THE OPINION OF THE “WORLD” – NOT TO BE MISSED
Christian Petzold “retains” the summer, as if it were the last. Here are ashes as fireflies, a luminescent beach and a game of verbal ping-pong that starts at four and won’t finish all the way. In The Red Skyhis tenth feature film, Grand Jury Prize at Berlin, the German director delivers a Rohmerian tale at the time of all disruptions, with a quartet of actors who constantly deconstruct the story with astounding fluidity.
Petzold is not the only one to revisit the work of the author of Pauline at the beach (1983) and green ray (1986), while reinventing the scenarios: the characters mutate, the social classes mingle and the stories expand to other horizons. Each summer, new tales arrive in theaters, continuing the novel of the holidays, this free time when we “make movies”. quote Eva in August (2019), by Spaniard Jonas Trueba, a sublime stroll through the streets of Madrid; the tasty On Boarding (2020), by Guillaume Brac, where a few galley slaves try their luck at the campsite; or the intense Ava (2017), by Léa Mysius, about a young girl (Noée Abita) who loses her sight and captures the last “lights” on the beach.

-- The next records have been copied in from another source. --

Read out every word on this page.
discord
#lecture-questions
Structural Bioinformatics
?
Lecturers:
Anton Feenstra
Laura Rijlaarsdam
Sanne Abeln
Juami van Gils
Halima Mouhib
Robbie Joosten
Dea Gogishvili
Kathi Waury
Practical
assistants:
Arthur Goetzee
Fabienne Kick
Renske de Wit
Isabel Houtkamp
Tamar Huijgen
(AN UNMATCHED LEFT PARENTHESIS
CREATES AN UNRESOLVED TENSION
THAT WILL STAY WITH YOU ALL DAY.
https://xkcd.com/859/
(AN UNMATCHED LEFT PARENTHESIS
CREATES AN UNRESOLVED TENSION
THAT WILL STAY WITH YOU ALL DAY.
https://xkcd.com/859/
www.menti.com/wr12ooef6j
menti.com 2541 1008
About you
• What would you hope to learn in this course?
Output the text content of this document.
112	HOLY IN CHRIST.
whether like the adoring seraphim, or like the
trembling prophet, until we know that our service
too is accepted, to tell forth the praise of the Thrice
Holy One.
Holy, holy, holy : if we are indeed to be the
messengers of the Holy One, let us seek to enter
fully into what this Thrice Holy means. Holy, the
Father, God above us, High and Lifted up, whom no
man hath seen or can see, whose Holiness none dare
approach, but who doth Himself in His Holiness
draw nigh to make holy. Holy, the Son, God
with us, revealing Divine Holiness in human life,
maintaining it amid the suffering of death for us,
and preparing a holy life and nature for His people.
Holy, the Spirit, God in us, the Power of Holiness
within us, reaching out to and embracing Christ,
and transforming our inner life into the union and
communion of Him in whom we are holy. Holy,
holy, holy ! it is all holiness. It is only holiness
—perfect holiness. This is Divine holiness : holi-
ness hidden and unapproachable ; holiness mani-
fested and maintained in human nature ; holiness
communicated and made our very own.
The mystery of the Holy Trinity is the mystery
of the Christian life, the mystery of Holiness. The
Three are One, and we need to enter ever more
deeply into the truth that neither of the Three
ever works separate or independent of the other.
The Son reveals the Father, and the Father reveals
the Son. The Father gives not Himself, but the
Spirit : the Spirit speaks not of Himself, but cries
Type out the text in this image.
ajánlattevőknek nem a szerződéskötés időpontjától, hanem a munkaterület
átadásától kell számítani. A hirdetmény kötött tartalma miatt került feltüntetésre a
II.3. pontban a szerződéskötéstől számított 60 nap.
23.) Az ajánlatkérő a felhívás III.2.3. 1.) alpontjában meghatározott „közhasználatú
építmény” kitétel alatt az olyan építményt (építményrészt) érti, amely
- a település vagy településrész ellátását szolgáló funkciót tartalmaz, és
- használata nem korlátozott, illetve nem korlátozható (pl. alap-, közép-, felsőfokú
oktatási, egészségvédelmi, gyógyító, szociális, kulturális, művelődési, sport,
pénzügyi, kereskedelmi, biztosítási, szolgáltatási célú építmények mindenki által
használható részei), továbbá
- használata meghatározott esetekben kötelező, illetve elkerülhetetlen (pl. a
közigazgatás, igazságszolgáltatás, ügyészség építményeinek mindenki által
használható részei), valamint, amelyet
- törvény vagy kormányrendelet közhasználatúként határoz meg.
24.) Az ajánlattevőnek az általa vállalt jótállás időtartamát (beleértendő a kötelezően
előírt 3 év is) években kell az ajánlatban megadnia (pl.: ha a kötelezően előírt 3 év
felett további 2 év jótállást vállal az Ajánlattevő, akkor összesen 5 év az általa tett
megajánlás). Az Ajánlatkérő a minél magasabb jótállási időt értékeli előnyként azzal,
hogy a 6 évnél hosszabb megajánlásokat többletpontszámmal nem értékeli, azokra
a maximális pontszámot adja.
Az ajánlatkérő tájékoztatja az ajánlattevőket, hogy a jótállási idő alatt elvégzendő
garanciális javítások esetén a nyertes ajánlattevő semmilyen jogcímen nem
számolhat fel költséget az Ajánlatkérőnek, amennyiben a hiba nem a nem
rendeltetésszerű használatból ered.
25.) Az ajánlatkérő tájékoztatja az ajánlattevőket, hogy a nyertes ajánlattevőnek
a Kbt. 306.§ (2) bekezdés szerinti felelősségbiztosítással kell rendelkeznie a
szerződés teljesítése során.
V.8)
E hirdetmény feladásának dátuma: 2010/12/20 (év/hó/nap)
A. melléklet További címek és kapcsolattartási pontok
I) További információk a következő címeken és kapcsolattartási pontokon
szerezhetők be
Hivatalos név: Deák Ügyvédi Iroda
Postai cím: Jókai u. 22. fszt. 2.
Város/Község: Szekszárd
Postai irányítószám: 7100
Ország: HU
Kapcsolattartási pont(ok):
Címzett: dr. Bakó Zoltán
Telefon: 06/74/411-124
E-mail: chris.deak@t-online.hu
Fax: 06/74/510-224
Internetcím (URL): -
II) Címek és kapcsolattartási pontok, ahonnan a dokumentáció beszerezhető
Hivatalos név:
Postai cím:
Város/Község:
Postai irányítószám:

Christian Petzold places his story in German romanticism with a house set in a clearing, from which one can escape as if by magic to reach the forest, the sea… Two friends, Leon (Thomas Schubert) and Felix (Langston Uibel), who met in art school, are going away for a few days to finish their work – photos to produce for Felix and a second novel for Leon. When they arrive, they discover a surprise guest in the person of Nadia (Paula Beer), a magnetic beauty who makes the boys drop like flies in her red dress. Paula Beer starred in Petzold’s previous film, Undine (2020), inspired by the myth of the mermaid and the first part of a trilogy that The Red Sky continues.
Sharp exchanges
To this trio is soon added David (Enno Trebs), who, during the summer, works as a lifeguard. He has all the attributes, spends a night with Nadia, then the two lovers simply become friends. Everything would be light if Leon weren’t prostrate in his ill-being and his smugness: this second novel haunts him, and no one can understand him, he thinks, neither the rescuer at sea nor Nadia. Desire surfaces without being the subject of discussion, contrary to Rohmer’s work, and love takes place offscreen. As if Christian Petzold wanted to do otherwise, starting by examining his most frustrated character.